To test the conservation of CNSs between retained paralogs and the ancestral state, we defined the orthologs in Arabidopsis as the ancestral state. Orthologs were determined for each species and Arabidopsis gene using the PLAZA Integrative Orthology method (ORTHO; ftp://ftp.psb.ugent.be/pub/plaza/plaza_public_02_5/IntegrativeOrthology/integrative_orthology.ORTHO.csv.gz). If the retained paralog has more than one ortholog in Arabidopsis, the best hit is selected. We first compared the CNS composition between the retained paralogs and the ancestral orthologs. Then, the CNSs of the retained paralogs were compared with the ancestral CNSs using the minimum percent identity threshold of 50% and window size of 20 bp for all four sequence types (intronic, UTR, upstream, downstream). Only CNSs of all four sequence types above the threshold of VISTA were considered as similar to the ancestral state. Retained paralogs were classified into two categories: both display nucleotide differences from the ancestral state and one of the retained paralogs is similar to the ancestral state. Note that genes without CNSs were excluded from this analysis.

Statistical analyses of predictors of different genome evolution categories

A logistic regression and multivariable linear regression model was used to determine significant predictors of the three genome evolution patterns, including genes related to CNS, synteny, and paralog retention.

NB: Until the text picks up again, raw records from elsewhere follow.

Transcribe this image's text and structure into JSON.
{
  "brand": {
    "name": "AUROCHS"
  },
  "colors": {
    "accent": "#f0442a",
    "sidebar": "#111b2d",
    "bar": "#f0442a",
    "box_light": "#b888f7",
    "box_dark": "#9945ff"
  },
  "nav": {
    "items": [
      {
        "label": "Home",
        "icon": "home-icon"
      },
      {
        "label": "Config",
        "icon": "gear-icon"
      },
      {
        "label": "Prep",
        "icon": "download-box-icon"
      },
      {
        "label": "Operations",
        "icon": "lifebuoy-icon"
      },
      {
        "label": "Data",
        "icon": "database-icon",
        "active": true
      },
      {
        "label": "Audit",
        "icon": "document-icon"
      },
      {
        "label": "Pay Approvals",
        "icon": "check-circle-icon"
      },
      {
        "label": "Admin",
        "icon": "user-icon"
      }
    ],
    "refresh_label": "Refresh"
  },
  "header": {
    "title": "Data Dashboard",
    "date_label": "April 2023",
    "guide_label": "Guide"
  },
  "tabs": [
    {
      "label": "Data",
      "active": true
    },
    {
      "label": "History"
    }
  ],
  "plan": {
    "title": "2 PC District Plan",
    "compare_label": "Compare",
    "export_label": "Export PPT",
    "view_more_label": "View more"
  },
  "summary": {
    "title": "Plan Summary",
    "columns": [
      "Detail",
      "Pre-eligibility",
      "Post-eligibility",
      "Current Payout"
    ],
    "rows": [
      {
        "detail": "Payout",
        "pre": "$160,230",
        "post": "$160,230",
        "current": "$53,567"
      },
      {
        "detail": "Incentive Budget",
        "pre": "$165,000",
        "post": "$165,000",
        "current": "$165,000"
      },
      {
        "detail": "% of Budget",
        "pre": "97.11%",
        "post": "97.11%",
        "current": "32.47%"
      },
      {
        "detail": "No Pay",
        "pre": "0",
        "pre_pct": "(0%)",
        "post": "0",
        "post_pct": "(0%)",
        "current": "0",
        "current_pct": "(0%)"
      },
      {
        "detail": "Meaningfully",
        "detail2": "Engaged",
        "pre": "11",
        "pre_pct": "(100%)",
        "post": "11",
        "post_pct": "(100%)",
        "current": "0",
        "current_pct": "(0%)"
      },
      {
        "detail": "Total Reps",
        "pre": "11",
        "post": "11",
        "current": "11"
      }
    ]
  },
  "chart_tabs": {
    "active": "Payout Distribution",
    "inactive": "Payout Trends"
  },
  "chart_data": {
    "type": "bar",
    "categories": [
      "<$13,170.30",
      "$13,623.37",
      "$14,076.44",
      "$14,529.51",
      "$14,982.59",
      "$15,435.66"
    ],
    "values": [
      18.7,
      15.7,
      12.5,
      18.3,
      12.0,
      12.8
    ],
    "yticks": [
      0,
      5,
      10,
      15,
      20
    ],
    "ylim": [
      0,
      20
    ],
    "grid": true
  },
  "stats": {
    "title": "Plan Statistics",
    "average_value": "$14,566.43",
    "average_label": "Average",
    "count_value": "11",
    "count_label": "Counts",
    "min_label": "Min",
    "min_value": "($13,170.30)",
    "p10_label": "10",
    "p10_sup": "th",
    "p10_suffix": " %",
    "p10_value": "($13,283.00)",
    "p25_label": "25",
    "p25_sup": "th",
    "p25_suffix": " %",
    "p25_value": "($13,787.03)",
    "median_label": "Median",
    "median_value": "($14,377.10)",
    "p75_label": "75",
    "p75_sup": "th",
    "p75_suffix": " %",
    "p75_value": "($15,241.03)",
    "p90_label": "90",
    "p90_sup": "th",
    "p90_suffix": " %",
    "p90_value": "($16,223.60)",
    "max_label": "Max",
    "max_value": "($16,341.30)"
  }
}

For genes of synteny and paralog retention, logistic regression was used. Each gene model with evidence of significant expression was given an indicator variable of 1/0 for the presence of genes belonging to the three categories, and the three tests were considered as distinct entities. To measure expression specificity, the tissue specificity score was computed (Xie et al. 2017). Gene length was measured in bases between the start and stop codon, including all intronic sequence. Each gene of GO functional categories was given an indicator variable of 0/1 depending on the presence or absence, respectively. Logistic regression was then carried out using the generalized linear model, binomial family, logit link integrated in R package. The significance of each variable was assessed by F-statistic test.

For genes related to CNS, we used multivariable linear regression model to test the significant predictors, for the number of CNS number was significant related to different functional categories. The significance of each variable was assessed by chisquare test.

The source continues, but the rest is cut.